RunCompactionActionExecutor
RunCompactionActionExecutor
负责执行compaction计划。
execute
方法内容如下:
@Override
public HoodieWriteMetadata<HoodieData<WriteStatus>> execute() {
// 获取pending的compaction timeline
HoodieTimeline pendingMajorOrMinorCompactionTimeline = WriteOperationType.COMPACT.equals(operationType)
? table.getActiveTimeline().filterPendingCompactionTimeline()
: table.getActiveTimeline().filterPendingLogCompactionTimeline();
// 回滚其中inflight状态的compaction
compactor.preCompact(table, pendingMajorOrMinorCompactionTimeline, this.operationType, instantTime);
HoodieWriteMetadata<HoodieData<WriteStatus>> compactionMetadata = new HoodieWriteMetadata<>();
try {
// generate compaction plan
// should support configurable commit metadata
// 获取前面生成的compaction计划
HoodieCompactionPlan compactionPlan = operationType.equals(WriteOperationType.COMPACT)

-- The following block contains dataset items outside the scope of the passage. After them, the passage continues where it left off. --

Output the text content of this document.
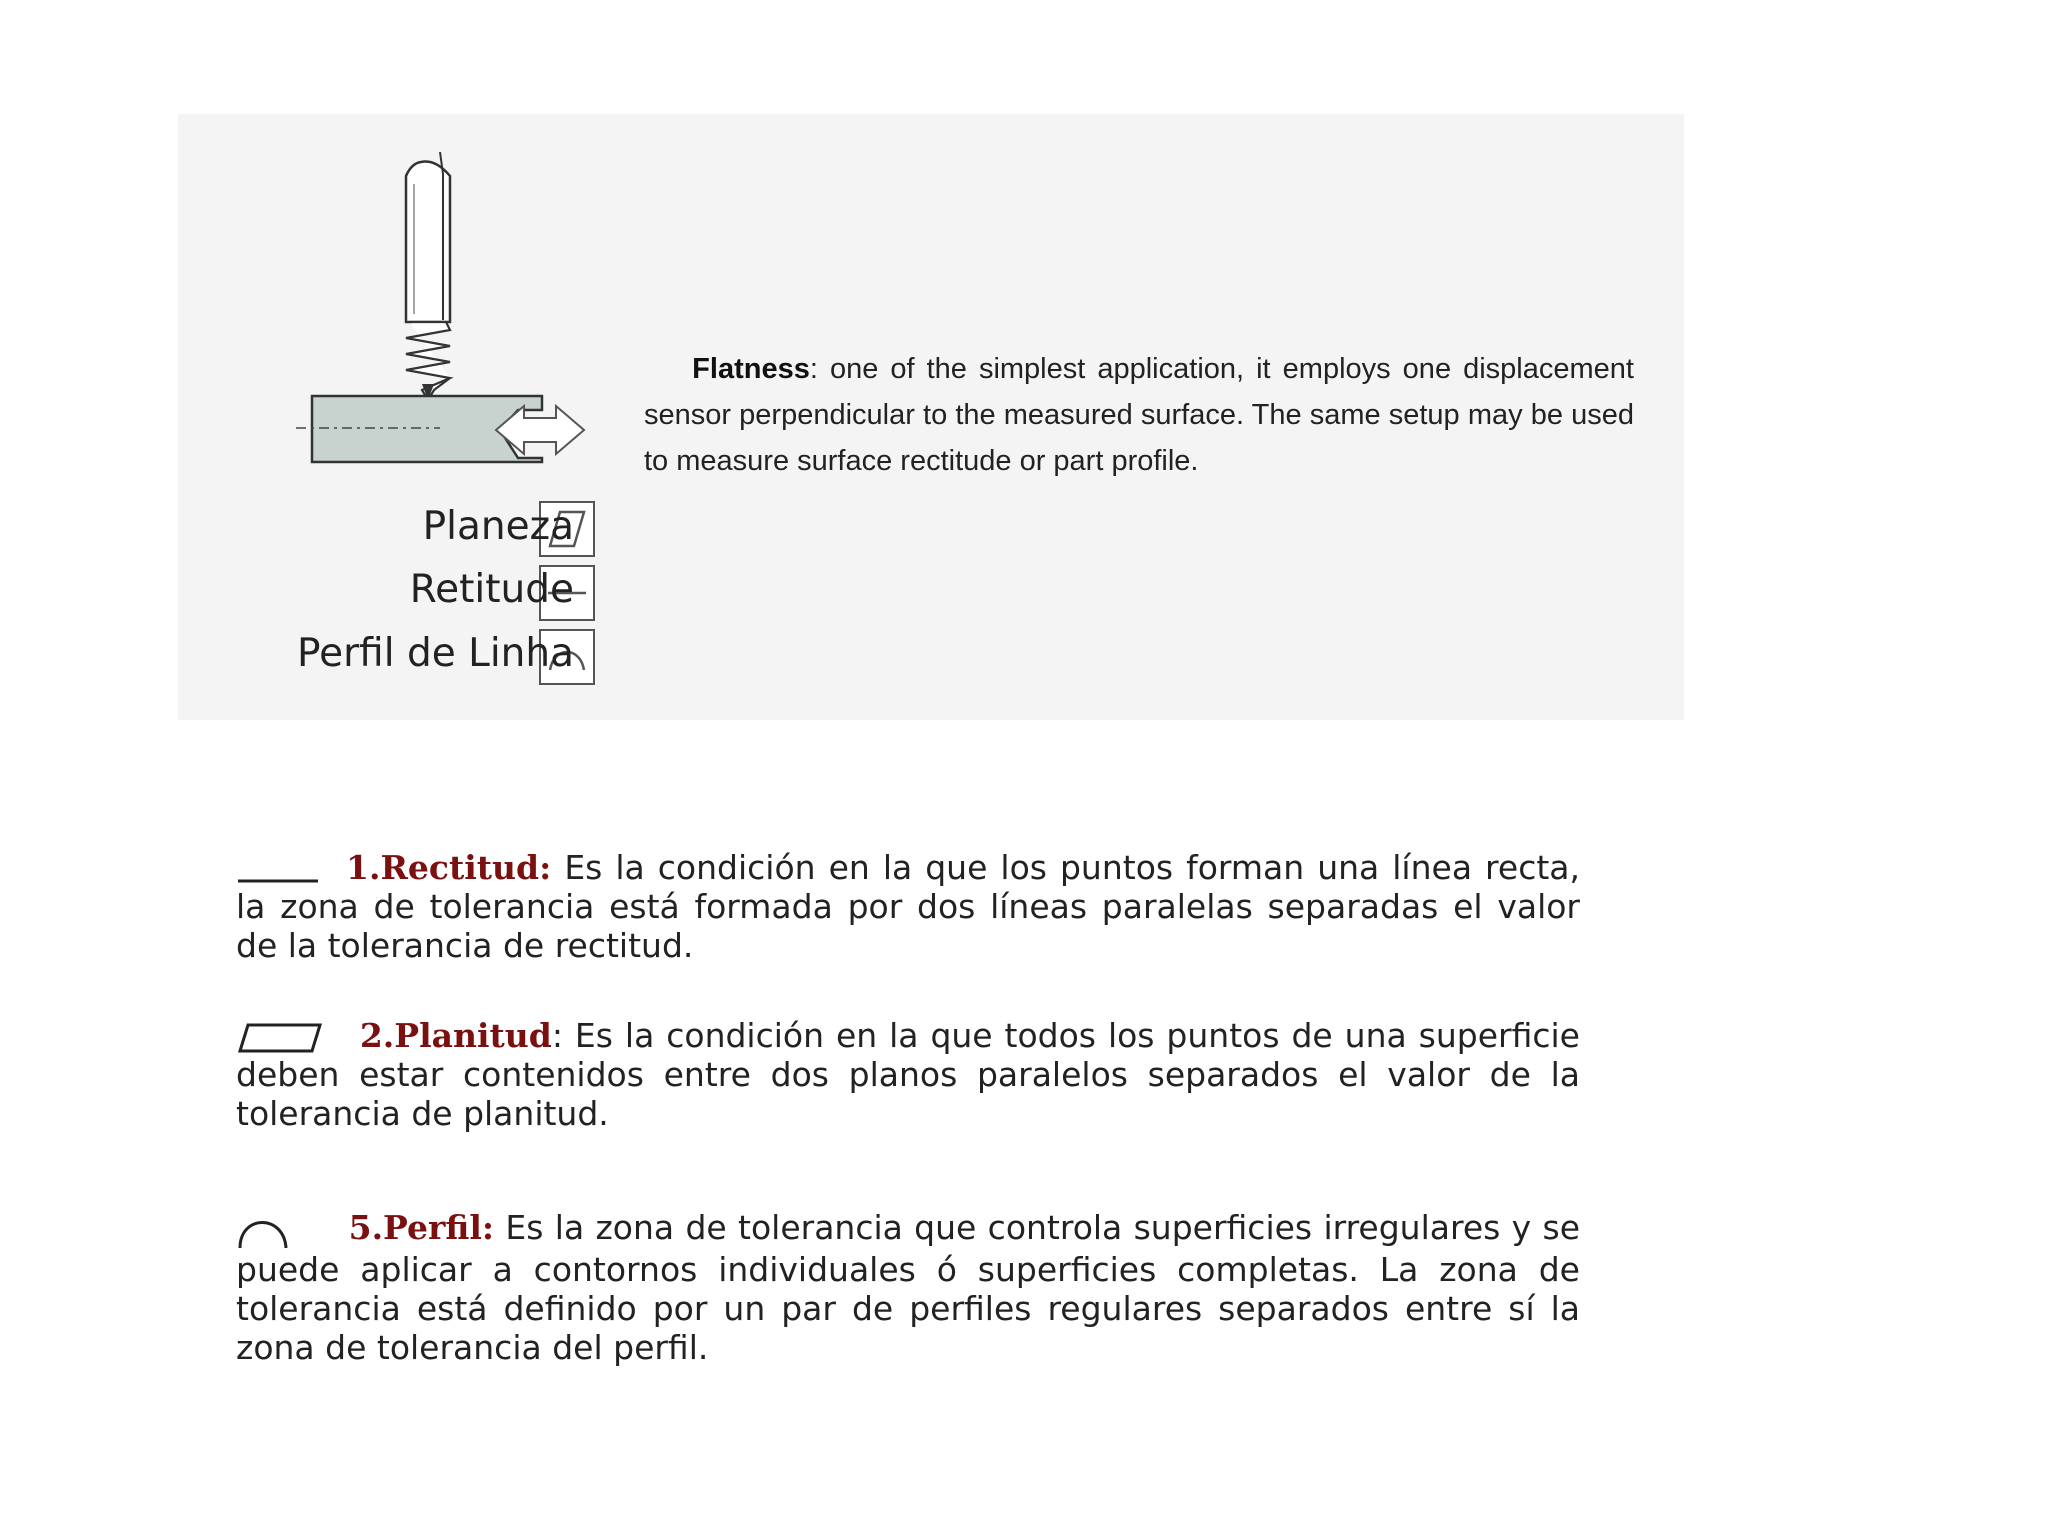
Planeza
Retitude
Perfil de Linha
Flatness: one of the simplest application, it employs one displacement sensor perpendicular to the measured surface. The same setup may be used to measure surface rectitude or part profile.
1.Rectitud: Es la condición en la que los puntos forman una línea recta, la zona de tolerancia está formada por dos líneas paralelas separadas el valor de la tolerancia de rectitud.
2.Planitud: Es la condición en la que todos los puntos de una superficie deben estar contenidos entre dos planos paralelos separados el valor de la tolerancia de planitud.
5.Perfil: Es la zona de tolerancia que controla superficies irregulares y se puede aplicar a contornos individuales ó superficies completas. La zona de tolerancia está definido por un par de perfiles regulares separados entre sí la zona de tolerancia del perfil.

? CompactionUtils.getCompactionPlan(table.getMetaClient(), instantTime)
: CompactionUtils.getLogCompactionPlan(table.getMetaClient(), instantTime);
// try to load internalSchema to support schema Evolution
// 读取schema
HoodieWriteConfig configCopy = config;
Pair<Option<String>, Option<String>> schemaPair = InternalSchemaCache
.getInternalSchemaAndAvroSchemaForClusteringAndCompaction(table.getMetaClient(), instantTime);
if (schemaPair.getLeft().isPresent() && schemaPair.getRight().isPresent()) {
// should not influence the original config, just copy it
configCopy = HoodieWriteConfig.newBuilder().withProperties(config.getProps()).build();
configCopy.setInternalSchemaString(schemaPair.getLeft().get());
configCopy.setSchema(schemaPair.getRight().get());
}
// 使用HoodieCompactor执行压缩过程,后面分析
HoodieData<WriteStatus> statuses = compactor.compact(
context, compactionPlan, table, configCopy, instantTime, compactionHandler);
// 对于Flink,无需持久化写入状态
compactor.maybePersist(statuses, config);
context.setJobStatus(this.getClass().getSimpleName(), "Preparing compaction metadata: " + config.getTableName());
List<HoodieWriteStat> updateStatusMap = statuses.map(WriteStatus::getStat).collectAsList();
HoodieCommitMetadata metadata = new HoodieCommitMetadata(true);
for (HoodieWriteStat stat : updateStatusMap) {
metadata.addWriteStat(stat.getPartitionPath(), stat);
}
metadata.addMetadata(HoodieCommitMetadata.SCHEMA_KEY, config.getSchema());
if (schemaPair.getLeft().isPresent()) {
metadata.addMetadata(SerDeHelper.LATEST_SCHEMA, schemaPair.getLeft().get());
metadata.addMetadata(HoodieCommitMetadata.SCHEMA_KEY, schemaPair.getRight().get());
}
metadata.setOperationType(operationType);
compactionMetadata.setWriteStatuses(statuses);
compactionMetadata.setCommitted(false);
compactionMetadata.setCommitMetadata(Option.of(metadata));
} catch (Exception e) {
throw new HoodieCompactionException("Could not compact " + config.getBasePath(), e);
}
return compactionMetadata;
}
执行压缩的步骤交给HoodieCompactor
完成。
HoodieCompactor
HoodieCompactor
的compact
方法了实现MOR表的压缩逻辑。该方法将compaction instant从requested转换为inlflight状态,然后执行compaction计划。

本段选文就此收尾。